Avia Collinder, Business Writer
Gas Products Limited has expanded its storage capacity in Freeport, Montego Bay by 50 per cent to satisfy growing demand for propane in the western end of Jamaica.
The US$2.3 million (J$225m) investment was prompted by the evolving market among businesses trying to escape the high cost of grid-supplied electricity and are utilising Liquid Petroleum Gas (LPG) for applications other than cooking, according to Gas Pro Jamaica CEO, Peter Graham.
The market for LPG overall was relatively flat in 2012, Graham said Monday. But while butane followed that pattern, propane sales rose nine per cent, said the gas executive.
The facility in Montego Bay - whose capacity has risen from 12,000 barrels to 18,000 barrels - is an independent sea-fed storage capacity, which allows Gas Pro to purchase some supplies directly from overseas sources, instead of relying solely on the Petrojam refinery.
The facility in Montego Bay is an independent sea-fed storage capacity, which allows Gas Pro to purchase some supplies directly from overseas sources, instead of relying solely on the Petrojam refinery.
Gas Pro is therefore not fully dependent on supplies from Petrojam, said Graham.
The expansion project spanned six months and created 25 construction jobs over the period.
FINANCING THE PROJECT
The project was financed by debt, said Graham, who declined to discuss projected returns, nor how the expenditure will affect profits this year.
The company, whose core business is the marketing, sale and distribution of LPG is a subsidiary of the Neal & Massy Holdings, a Trinidad-based conglomerate whose holdings span the region.

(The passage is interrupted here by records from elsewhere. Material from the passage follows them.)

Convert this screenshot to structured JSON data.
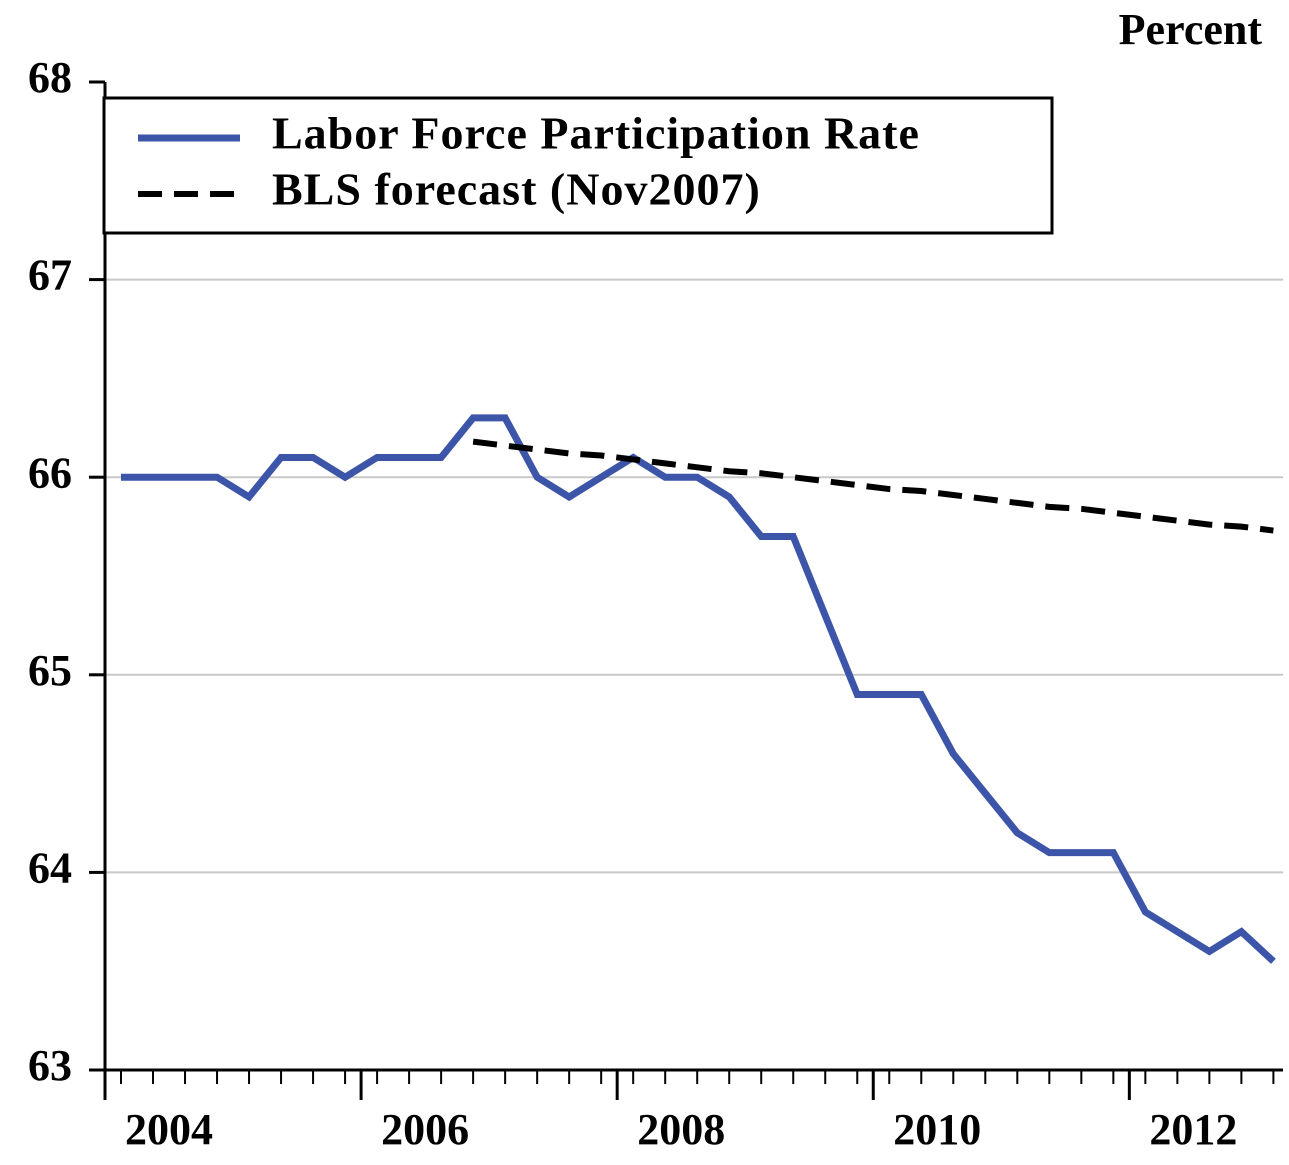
{
  "chart_data": {
    "type": "line",
    "y_axis_label": "Percent",
    "x": [
      2004.125,
      2004.375,
      2004.625,
      2004.875,
      2005.125,
      2005.375,
      2005.625,
      2005.875,
      2006.125,
      2006.375,
      2006.625,
      2006.875,
      2007.125,
      2007.375,
      2007.625,
      2007.875,
      2008.125,
      2008.375,
      2008.625,
      2008.875,
      2009.125,
      2009.375,
      2009.625,
      2009.875,
      2010.125,
      2010.375,
      2010.625,
      2010.875,
      2011.125,
      2011.375,
      2011.625,
      2011.875,
      2012.125,
      2012.375,
      2012.625,
      2012.875,
      2013.125
    ],
    "series": [
      {
        "name": "Labor Force Participation Rate",
        "color": "#3c55a8",
        "dash": false,
        "values": [
          66.0,
          66.0,
          66.0,
          66.0,
          65.9,
          66.1,
          66.1,
          66.0,
          66.1,
          66.1,
          66.1,
          66.3,
          66.3,
          66.0,
          65.9,
          66.0,
          66.1,
          66.0,
          66.0,
          65.9,
          65.7,
          65.7,
          65.3,
          64.9,
          64.9,
          64.9,
          64.6,
          64.4,
          64.2,
          64.1,
          64.1,
          64.1,
          63.8,
          63.7,
          63.6,
          63.7,
          63.55
        ]
      },
      {
        "name": "BLS forecast (Nov2007)",
        "color": "#000000",
        "dash": true,
        "values": [
          null,
          null,
          null,
          null,
          null,
          null,
          null,
          null,
          null,
          null,
          null,
          66.18,
          66.16,
          66.14,
          66.12,
          66.11,
          66.09,
          66.07,
          66.05,
          66.03,
          66.02,
          66.0,
          65.98,
          65.96,
          65.94,
          65.93,
          65.91,
          65.89,
          65.87,
          65.85,
          65.84,
          65.82,
          65.8,
          65.78,
          65.76,
          65.75,
          65.73
        ]
      }
    ],
    "xlim": [
      2004,
      2013.2
    ],
    "xticks": [
      2004,
      2006,
      2008,
      2010,
      2012
    ],
    "ylim": [
      63,
      68
    ],
    "yticks": [
      63,
      64,
      65,
      66,
      67,
      68
    ],
    "grid": true,
    "legend": "upper left"
  }
}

Graham, while noting that the LPG market was far from robust last year, said Gas Pro grew market share by taking business away from its competitors.
"The turnover is driven primarily by the prevailing price of fuel, which can have large fluctuations," he said.
"Volume is the primary indicator. The increase in volume sold by Gas Pro in the last financial year was twice the estimated change in total market," he said.
At yearend September 30, 2011, Gas Pro made sales of just over J$4 billion. Last year, Graham said LPG prices fell but that total revenue rose to J$4.5 billion. Petrojam's ex-refinery price for propane fell by an average of 25 per cent in 2012, he said, from around J$46 per litre to J$35 per litre.
Dealers typically add their margins to the Petrojam prices.
In 2013, demand is expected to be driven by the search for cheaper sources of energy to replace electricity generated from oil.
Even Jamaica Public Service Company, the monopoly distributor of electricity through the national grid, is considering developing a combined cycle plant that can be fired by LPG. JPS said last week that it is awaiting sign-off by the Office of Utilities Regulation on the LPG proposal, among others.
Gas Pro, however, has its eye on businesses that are seeking alternatives to the high-cost power supplied by JPS.
"At least two large companies have stated their intention to construct co-generation plants to produce their own electricity. Both are considering LPG as the primary fuel," said Graham.
Gas Pro markets both butane, which is typically used to fill cylinders for domestic/household use; and propane, which is used by commercial customers.
"The growth in propane demand is driven primarily by a larger number of commercial entities utilising LPG for applications other than cooking. Propane is used in lieu of electricity, diesel and other forms of fuel to generate steam and produce hot water, among other applications," said Graham.
"Given the price of propane relative to electricity and diesel, it is more economical to use LPG," Graham explains.
Gas Pro's MoBay terminal will ensure "product security" to large customers and the hotel in sector in particular, and it will serve to minimise "the safety risk" of transporting LPG by road from Petrojam's facility in Kingston, he said.